On Oct. 17 of that year, San Marcos police found two of Laifer’s co-workers, 22-year-old Hailey Nicholls and 27-year-old Jesse Robledo, dead inside an apartment in the 300 block of Craddock Avenue.

Both had been shot in the head.

Howard Williams, the city’s police chief at the time, said investigators believed that 23-year-old Daniel Brewster Stillwell, Nicholls’ ex-boyfriend and a former employee at the restaurant, broke into her apartment and gunned the pair down.

The bustling college town hadn’t seen a homicide in two years before that day, Williams told the American-Statesman at the time, adding that he couldn’t remember a multiple homicide like it in his 10 years with the department.

Copeland “was actually the first person who I saw when I came to Chipotle the day Hailey and Jesse died,” Laifer said. “He wanted to make sure he was the one who told me because he knew it would be hardest for me since we were best friends. He promised me he would find Daniel and that everything would be OK. He was just genuinely one of the kindest humans ever.”

Later that afternoon, police found Stillwell’s body inside a vehicle that appeared to have gone over a cliff on RM 32 near the Devil’s Backbone, a twisting road lined with steep drop-offs northeast of Canyon Lake.

The details of the incident were laid out in an arrest warrant that would never be served.

The document said Stillwell, who lived in the same apartment complex as Nicholls, told his roommate he came home and saw Robledo’s vehicle outside her apartment around midnight. He took a gun from his roommate’s closet and used it to smash through a glass door and shoot the pair, the affidavit said.

“The last thing Stillwell said to (his roommate) was that he did not want to live in a cage and was going to kill himself by driving off a cliff,” the document said.

Copeland, again, was the man who brought the news to Laifer, who said she still appreciates how he went out of his way to tell her what had happened to her friends.

“He did cry when he told me. He knew them well from Chipotle also,” Laifer said.

Laifer said that Copeland really cared and that he came by the restaurant every day for a week to check in on her and the rest of the staff.

When Laifer stopped working at Chipotle, she didn’t see him as much, she said. But every time she did, he would always stop to ask how her life was and catch up.

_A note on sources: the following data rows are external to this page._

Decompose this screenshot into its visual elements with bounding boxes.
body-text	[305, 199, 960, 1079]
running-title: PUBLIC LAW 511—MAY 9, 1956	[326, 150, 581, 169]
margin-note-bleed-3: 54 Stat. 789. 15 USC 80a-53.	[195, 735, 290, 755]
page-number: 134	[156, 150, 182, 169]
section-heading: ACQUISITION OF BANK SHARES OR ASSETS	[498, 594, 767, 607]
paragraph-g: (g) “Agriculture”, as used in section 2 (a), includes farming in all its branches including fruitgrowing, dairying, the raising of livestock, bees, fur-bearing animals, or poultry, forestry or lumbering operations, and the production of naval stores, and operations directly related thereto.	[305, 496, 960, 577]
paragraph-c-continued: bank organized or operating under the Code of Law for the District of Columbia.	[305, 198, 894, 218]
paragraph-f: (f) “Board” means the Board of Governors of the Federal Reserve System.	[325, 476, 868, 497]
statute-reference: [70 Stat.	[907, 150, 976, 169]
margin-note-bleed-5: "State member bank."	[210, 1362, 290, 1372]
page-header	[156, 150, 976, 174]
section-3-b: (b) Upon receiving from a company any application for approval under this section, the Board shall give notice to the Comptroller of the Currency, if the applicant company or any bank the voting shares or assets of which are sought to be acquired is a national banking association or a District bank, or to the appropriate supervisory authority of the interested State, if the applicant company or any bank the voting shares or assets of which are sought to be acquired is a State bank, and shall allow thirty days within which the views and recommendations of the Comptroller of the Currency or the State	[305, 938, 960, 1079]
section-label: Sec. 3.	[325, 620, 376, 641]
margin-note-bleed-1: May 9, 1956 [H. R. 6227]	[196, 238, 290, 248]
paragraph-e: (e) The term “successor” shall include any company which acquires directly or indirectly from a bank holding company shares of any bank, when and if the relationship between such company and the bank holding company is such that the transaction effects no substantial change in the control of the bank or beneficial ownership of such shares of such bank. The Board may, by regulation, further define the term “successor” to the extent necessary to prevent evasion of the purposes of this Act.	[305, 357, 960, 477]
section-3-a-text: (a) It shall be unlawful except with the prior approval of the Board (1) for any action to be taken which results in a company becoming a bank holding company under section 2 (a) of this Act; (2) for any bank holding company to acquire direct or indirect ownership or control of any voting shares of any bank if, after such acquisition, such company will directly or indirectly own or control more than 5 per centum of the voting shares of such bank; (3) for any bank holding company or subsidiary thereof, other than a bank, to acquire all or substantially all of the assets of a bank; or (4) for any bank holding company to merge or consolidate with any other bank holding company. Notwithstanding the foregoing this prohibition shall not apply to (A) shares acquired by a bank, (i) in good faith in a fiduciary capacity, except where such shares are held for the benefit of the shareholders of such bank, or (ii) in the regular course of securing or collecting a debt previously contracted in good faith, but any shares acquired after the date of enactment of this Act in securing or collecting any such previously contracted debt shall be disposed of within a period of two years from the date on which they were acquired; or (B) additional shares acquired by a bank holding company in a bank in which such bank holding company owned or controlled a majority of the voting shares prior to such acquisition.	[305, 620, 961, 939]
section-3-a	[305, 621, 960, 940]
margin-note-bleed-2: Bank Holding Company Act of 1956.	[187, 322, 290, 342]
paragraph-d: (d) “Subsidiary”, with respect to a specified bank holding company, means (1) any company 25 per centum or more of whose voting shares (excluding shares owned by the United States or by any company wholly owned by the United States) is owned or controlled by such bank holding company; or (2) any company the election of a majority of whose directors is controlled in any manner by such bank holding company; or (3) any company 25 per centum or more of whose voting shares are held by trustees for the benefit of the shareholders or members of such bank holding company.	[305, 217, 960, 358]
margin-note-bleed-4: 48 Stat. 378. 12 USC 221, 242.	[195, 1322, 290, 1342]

During a vigil honoring Copeland last week, Robin Stelle, the pastor of PromiseLand Church in San Marcos, said Copeland always went beyond the call of duty, connecting with kids and families, much as he did with Laifer.

“He was someone who brought peace and protection. That’s why there’s hundreds of people who came out here today in the snow,” Stelle said.

Danny Arredondo, a patrol officer and a former president of San Marcos’ police union said Copeland built bridges and made sure whoever he was dealing with felt acknowledged. He, too, said the compassion Copeland showed Laifer wasn’t out of the ordinary.

“He was every bit of that kind of guy,” Arredondo said. “That wasn’t extraordinary for him. That was just who he was.”